MANILA, Philippines — Fitch Solutions Country Risk & Industry Research raised its 2022 budget deficit projection for the Philippines but said the country is on track for gradual fiscal consolidation over the coming years due to strong revenue growth.
It said the Philippines may incur a wider budget shortfall of 7.6 percent of gross domestic product (GDP) instead of 7.5 percent for 2022.
For 2023, the research arm of the Fitch Group is expecting a lower budget gap of six percent of GDP instead of 6.1 percent.
“Our 2022 budget deficit forecast is in line with official projections while our 2023 budget deficit forecast is slightly below official projections of 6.1 percent due to a difference in growth assumptions,” it said.
According to Fitch Solutions, the slight revisions came after the release of the budget notes by the Senate Economic Planning Office on Sept. 12, detailing the macroeconomic and fiscal assumptions of the proposed 2023 national budget.
The research arm still believes the Philippines is on track for gradual fiscal consolidation over the coming years due to strong revenue growth on the back of extensive tax reforms and robust economic growth which will offset expansionary fiscal spending.
“Despite an increase in fiscal spending, we still believe that the Philippines remains on track for gradual fiscal consolidation over the coming years due to strong revenue growth,” Fitch Solutions said.
It expects the public debt-to-GDP ratio to peak at 61.1 percent next year, boding well for fiscal sustainability.
“As such, we expect the public debt-to-GDP ratio to peak at 61.1 percent in 2023, before declining from 2024 onwards,” it said.

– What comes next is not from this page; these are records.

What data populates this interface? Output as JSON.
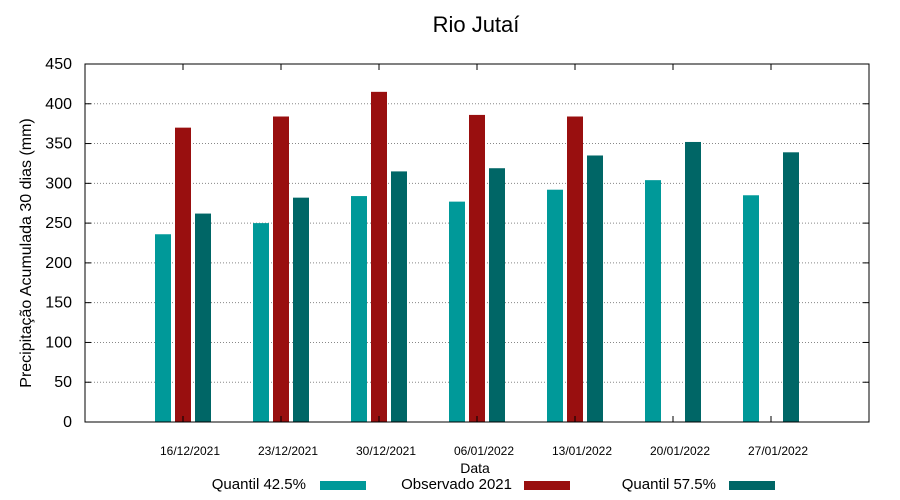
{
  "chart_data": {
    "type": "bar",
    "title": "Rio Jutaí",
    "xlabel": "Data",
    "ylabel": "Precipitação Acumulada 30 dias (mm)",
    "ylim": [
      0,
      450
    ],
    "yticks": [
      0,
      50,
      100,
      150,
      200,
      250,
      300,
      350,
      400,
      450
    ],
    "grid": true,
    "legend_position": "bottom",
    "categories": [
      "16/12/2021",
      "23/12/2021",
      "30/12/2021",
      "06/01/2022",
      "13/01/2022",
      "20/01/2022",
      "27/01/2022"
    ],
    "series": [
      {
        "name": "Quantil 42.5%",
        "color": "#009999",
        "values": [
          236,
          250,
          284,
          277,
          292,
          304,
          285
        ]
      },
      {
        "name": "Observado 2021",
        "color": "#990f0f",
        "values": [
          370,
          384,
          415,
          386,
          384,
          null,
          null
        ]
      },
      {
        "name": "Quantil 57.5%",
        "color": "#006666",
        "values": [
          262,
          282,
          315,
          319,
          335,
          352,
          339
        ]
      }
    ]
  }
}
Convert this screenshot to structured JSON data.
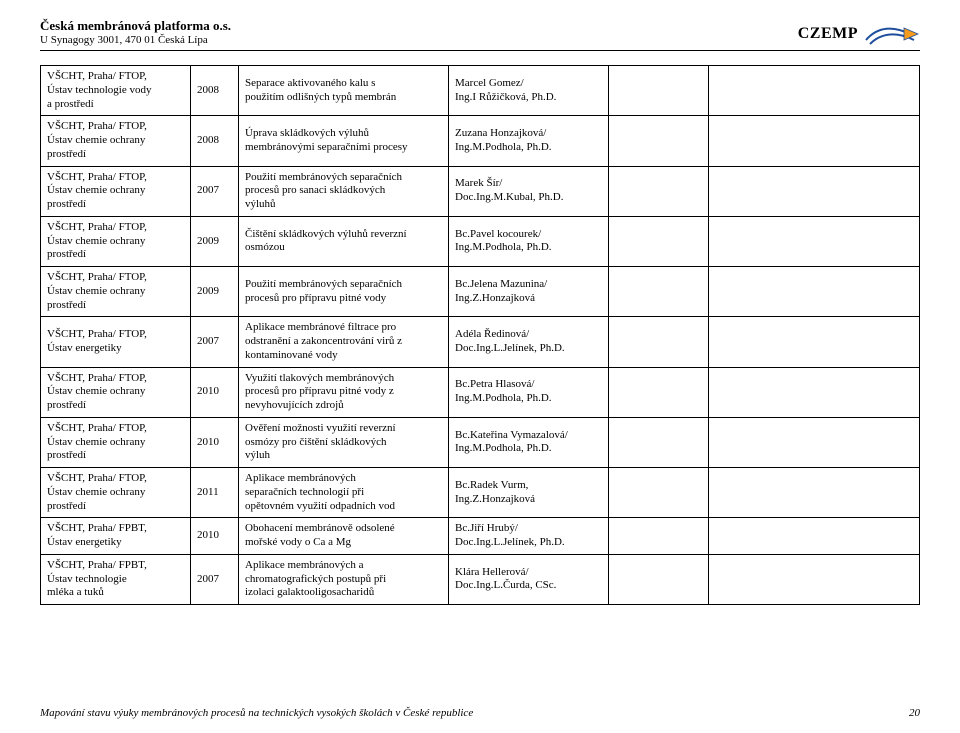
{
  "header": {
    "org_name": "Česká membránová platforma o.s.",
    "org_addr": "U Synagogy 3001, 470 01 Česká Lípa",
    "logo_text": "CZEMP",
    "logo_colors": {
      "blue": "#1f4e9c",
      "orange": "#f59b1d"
    }
  },
  "rows": [
    {
      "inst": "VŠCHT, Praha/ FTOP,\nÚstav technologie vody\na prostředí",
      "year": "2008",
      "title": "Separace aktivovaného kalu s\npoužitím odlišných typů membrán",
      "author": "Marcel Gomez/\nIng.I Růžičková, Ph.D."
    },
    {
      "inst": "VŠCHT, Praha/ FTOP,\nÚstav chemie ochrany\nprostředí",
      "year": "2008",
      "title": "Úprava skládkových výluhů\nmembránovými separačními procesy",
      "author": "Zuzana Honzajková/\nIng.M.Podhola, Ph.D."
    },
    {
      "inst": "VŠCHT, Praha/ FTOP,\nÚstav chemie ochrany\nprostředí",
      "year": "2007",
      "title": "Použití membránových separačních\nprocesů pro sanaci skládkových\nvýluhů",
      "author": "Marek Šír/\nDoc.Ing.M.Kubal, Ph.D."
    },
    {
      "inst": "VŠCHT, Praha/ FTOP,\nÚstav chemie ochrany\nprostředí",
      "year": "2009",
      "title": "Čištění skládkových výluhů reverzní\nosmózou",
      "author": "Bc.Pavel kocourek/\nIng.M.Podhola, Ph.D."
    },
    {
      "inst": "VŠCHT, Praha/ FTOP,\nÚstav chemie ochrany\nprostředí",
      "year": "2009",
      "title": "Použití membránových separačních\nprocesů pro přípravu pitné vody",
      "author": "Bc.Jelena Mazunina/\nIng.Z.Honzajková"
    },
    {
      "inst": "VŠCHT, Praha/ FTOP,\nÚstav energetiky",
      "year": "2007",
      "title": "Aplikace membránové filtrace pro\nodstranění a zakoncentrování virů z\nkontaminované vody",
      "author": "Adéla Ředinová/\nDoc.Ing.L.Jelínek, Ph.D."
    },
    {
      "inst": "VŠCHT, Praha/ FTOP,\nÚstav chemie ochrany\nprostředí",
      "year": "2010",
      "title": "Využití tlakových membránových\nprocesů pro přípravu pitné vody z\nnevyhovujících zdrojů",
      "author": "Bc.Petra Hlasová/\nIng.M.Podhola, Ph.D."
    },
    {
      "inst": "VŠCHT, Praha/ FTOP,\nÚstav chemie ochrany\nprostředí",
      "year": "2010",
      "title": "Ověření možnosti využití reverzní\nosmózy pro čištění skládkových\nvýluh",
      "author": "Bc.Kateřina Vymazalová/\nIng.M.Podhola, Ph.D."
    },
    {
      "inst": "VŠCHT, Praha/ FTOP,\nÚstav chemie ochrany\nprostředí",
      "year": "2011",
      "title": "Aplikace membránových\nseparačních technologií při\nopětovném využití odpadních vod",
      "author": "Bc.Radek Vurm,\nIng.Z.Honzajková"
    },
    {
      "inst": "VŠCHT, Praha/ FPBT,\nÚstav energetiky",
      "year": "2010",
      "title": "Obohacení membránově odsolené\nmořské vody o Ca a Mg",
      "author": "Bc.Jiří Hrubý/\nDoc.Ing.L.Jelínek, Ph.D."
    },
    {
      "inst": "VŠCHT, Praha/ FPBT,\nÚstav technologie\nmléka a tuků",
      "year": "2007",
      "title": "Aplikace membránových a\nchromatografických postupů při\nizolaci galaktooligosacharidů",
      "author": "Klára Hellerová/\nDoc.Ing.L.Čurda, CSc."
    }
  ],
  "footer": {
    "text": "Mapování stavu výuky membránových procesů na technických vysokých školách v České republice",
    "page": "20"
  }
}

Data from the Department of Finance (DOF) showed that the government’s budget deficit as a share of GDP swelled to 8.6 percent in 2021 from 7.6 percent in 2020.
Prior to the COVID-19 pandemic, the government managed to narrow the gap to 3.4 percent of GDP in 2019.
On Aug. 22, President Marcos proposed a record 2023 budget of P5.27 trillion to Congress in order to achieve his economic agenda of maintaining real GDP growth at 6.5 to eight percent throughout his term from 2022 to 2028.
The proposed spending is 4.9 percent higher than the 2022 budget, and is projected to reach 22.1 percent of GDP.
“As of Oct. 5, details of the budget have yet to be finalized, but we expect a few changes to be made in the approved 2023 budget. Thus far, the proposed budget has already passed Senate deliberations on Sept. 29, and is now being presented in the plenary, at the time of writing,” Fitch Solutions said.
It said expenditure would likely remain elevated over the coming years as President Marcos looks to continue former president Duterte’s flagship Build, Build, Build project.
“We expect disbursement growth to be in line with the government’s projections of 2.6 percent in 2023 as the Marcos administration has signaled that it will still maintain a supportive fiscal stance to help spur economic growth,” it said.
In 2023, Fitch Solutions expect revenue growth to come in strongly at 10 percent year-on-year, on the back of extensive tax reforms and a robust economic backdrop.
“The array of tax reforms under the comprehensive tax reform program has helped boost revenue growth considerably since its inception, and we will likely see the continued impact of it moving forward,” it said.
The Marcos administration has committed to trim the deficit back to three percent of GDP by 2028.
“The widening of the fiscal deficit was primarily due to a collapse in revenue coupled with expansionary spending as the government sought to mitigate the economic fallout from the pandemic,” Fitch Solutions said.
As a result, the government’s debt as a share of GDP ballooned to 60.4 percent in 2021 compared to 39.6 percent before the COVID-19 pandemic.